Apparently Ms. McCarthy embraces the ideology that ignores the benefits of affordable energy and of a robust economy that creates jobs and opportunities. In her view, government controls are paramount, even when they stifle self-reliance, creativity and entrepreneurship, destroy jobs, harm human health and welfare, and cast low-income Americans as perpetual victims.
As Congress of Racial Equality national chairman Roy Innis emphasizes in his book, Energy Keepers / Energy Killers: The new civil rights battle: access to abundant, reliable, affordable energy is essential for individuals, families and communities that want to improve their lives and living standards.
Jason Riley puts it just as forcefully in his new book, Please Stop Helping Us: How liberals make it harder for blacks to succeed. Blacks must “develop the habits and attitudes that other groups had to develop” to improve their lives, he writes.
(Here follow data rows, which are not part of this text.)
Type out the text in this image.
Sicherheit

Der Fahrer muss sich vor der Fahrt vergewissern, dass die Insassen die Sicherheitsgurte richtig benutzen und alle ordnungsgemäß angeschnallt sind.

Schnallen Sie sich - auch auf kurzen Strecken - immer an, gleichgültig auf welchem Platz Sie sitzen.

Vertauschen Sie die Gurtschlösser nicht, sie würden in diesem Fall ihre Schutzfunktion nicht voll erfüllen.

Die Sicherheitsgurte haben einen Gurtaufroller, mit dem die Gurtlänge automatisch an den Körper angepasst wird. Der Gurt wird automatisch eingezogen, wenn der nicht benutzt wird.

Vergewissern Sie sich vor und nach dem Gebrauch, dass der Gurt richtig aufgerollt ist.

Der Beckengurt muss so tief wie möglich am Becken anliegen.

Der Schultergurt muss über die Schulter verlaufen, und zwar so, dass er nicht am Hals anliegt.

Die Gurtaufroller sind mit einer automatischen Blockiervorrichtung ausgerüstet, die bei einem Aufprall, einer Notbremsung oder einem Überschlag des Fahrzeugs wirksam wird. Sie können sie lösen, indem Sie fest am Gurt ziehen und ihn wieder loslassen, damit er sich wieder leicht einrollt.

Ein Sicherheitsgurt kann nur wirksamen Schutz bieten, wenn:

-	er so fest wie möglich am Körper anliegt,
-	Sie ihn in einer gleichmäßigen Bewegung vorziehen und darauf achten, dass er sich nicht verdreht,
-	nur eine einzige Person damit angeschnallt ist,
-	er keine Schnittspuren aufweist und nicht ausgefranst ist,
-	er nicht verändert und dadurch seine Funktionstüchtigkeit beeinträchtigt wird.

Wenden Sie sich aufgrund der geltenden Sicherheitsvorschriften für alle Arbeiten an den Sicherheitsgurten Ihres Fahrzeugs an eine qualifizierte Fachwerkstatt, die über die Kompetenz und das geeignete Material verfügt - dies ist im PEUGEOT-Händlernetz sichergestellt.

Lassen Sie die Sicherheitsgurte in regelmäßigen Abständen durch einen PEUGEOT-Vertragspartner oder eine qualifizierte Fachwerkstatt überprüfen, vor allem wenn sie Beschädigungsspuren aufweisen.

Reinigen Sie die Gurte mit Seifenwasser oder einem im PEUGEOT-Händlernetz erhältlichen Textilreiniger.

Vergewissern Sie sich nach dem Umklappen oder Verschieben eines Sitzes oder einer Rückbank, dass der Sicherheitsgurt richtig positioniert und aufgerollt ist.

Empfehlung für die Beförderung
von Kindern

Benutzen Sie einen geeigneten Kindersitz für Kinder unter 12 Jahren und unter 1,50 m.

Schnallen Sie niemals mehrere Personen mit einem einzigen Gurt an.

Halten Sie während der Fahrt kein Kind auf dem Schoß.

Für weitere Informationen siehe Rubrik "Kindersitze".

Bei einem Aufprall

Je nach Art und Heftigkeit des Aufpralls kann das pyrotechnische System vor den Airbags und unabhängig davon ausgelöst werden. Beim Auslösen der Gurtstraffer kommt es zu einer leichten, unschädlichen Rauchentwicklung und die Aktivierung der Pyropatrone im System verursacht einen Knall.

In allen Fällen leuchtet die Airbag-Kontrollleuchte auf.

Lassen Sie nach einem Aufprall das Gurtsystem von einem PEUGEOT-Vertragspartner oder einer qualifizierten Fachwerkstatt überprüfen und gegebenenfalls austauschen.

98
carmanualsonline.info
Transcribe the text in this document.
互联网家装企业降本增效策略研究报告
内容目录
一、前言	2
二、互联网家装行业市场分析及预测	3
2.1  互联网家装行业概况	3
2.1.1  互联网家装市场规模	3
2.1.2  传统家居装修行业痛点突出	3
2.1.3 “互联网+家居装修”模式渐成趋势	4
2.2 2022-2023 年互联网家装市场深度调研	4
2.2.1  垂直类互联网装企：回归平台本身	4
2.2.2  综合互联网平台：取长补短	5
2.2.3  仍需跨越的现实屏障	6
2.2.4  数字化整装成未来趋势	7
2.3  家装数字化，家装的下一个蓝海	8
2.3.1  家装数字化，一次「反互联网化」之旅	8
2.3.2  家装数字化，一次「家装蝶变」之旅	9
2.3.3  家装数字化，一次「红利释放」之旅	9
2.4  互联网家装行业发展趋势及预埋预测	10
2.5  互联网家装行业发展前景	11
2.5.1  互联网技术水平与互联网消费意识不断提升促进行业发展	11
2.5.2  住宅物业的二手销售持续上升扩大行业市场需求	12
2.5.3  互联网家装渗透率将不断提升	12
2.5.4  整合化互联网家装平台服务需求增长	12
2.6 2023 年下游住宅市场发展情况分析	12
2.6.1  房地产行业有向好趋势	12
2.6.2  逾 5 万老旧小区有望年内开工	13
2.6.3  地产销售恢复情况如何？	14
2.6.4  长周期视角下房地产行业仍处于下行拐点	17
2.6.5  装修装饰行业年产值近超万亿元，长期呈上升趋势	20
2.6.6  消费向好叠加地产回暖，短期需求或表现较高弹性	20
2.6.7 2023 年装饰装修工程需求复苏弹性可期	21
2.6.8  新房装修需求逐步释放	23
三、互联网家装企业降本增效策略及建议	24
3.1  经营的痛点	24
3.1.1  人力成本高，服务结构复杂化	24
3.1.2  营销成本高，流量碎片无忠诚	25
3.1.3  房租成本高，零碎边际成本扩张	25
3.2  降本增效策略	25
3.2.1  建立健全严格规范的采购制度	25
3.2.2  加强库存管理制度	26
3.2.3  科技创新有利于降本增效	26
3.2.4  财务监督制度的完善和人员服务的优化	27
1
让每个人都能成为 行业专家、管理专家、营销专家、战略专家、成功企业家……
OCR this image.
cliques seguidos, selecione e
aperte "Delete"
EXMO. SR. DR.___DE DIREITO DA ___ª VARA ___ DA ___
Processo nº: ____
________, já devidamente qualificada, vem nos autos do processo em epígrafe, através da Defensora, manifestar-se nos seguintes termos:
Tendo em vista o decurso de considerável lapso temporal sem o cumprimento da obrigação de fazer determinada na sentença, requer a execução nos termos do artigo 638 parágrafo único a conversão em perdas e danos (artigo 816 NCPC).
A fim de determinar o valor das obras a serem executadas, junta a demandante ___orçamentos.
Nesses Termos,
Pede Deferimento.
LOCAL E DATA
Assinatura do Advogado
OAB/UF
The real secret to rolling back black unemployment and poverty is to change a culture that has allowed too many black children to grow up without the benefit of a father in the home, and that scorns black intellectual achievement as “acting white.”
Environmental protection should never be an “us vs. them” mentality. Such attitudes divide us, rather than bringing us together to improve our nation and world for everyone’s benefit. Ms. McCarthy should base environmental policy on sound science – and check her phony justice rhetoric at the door.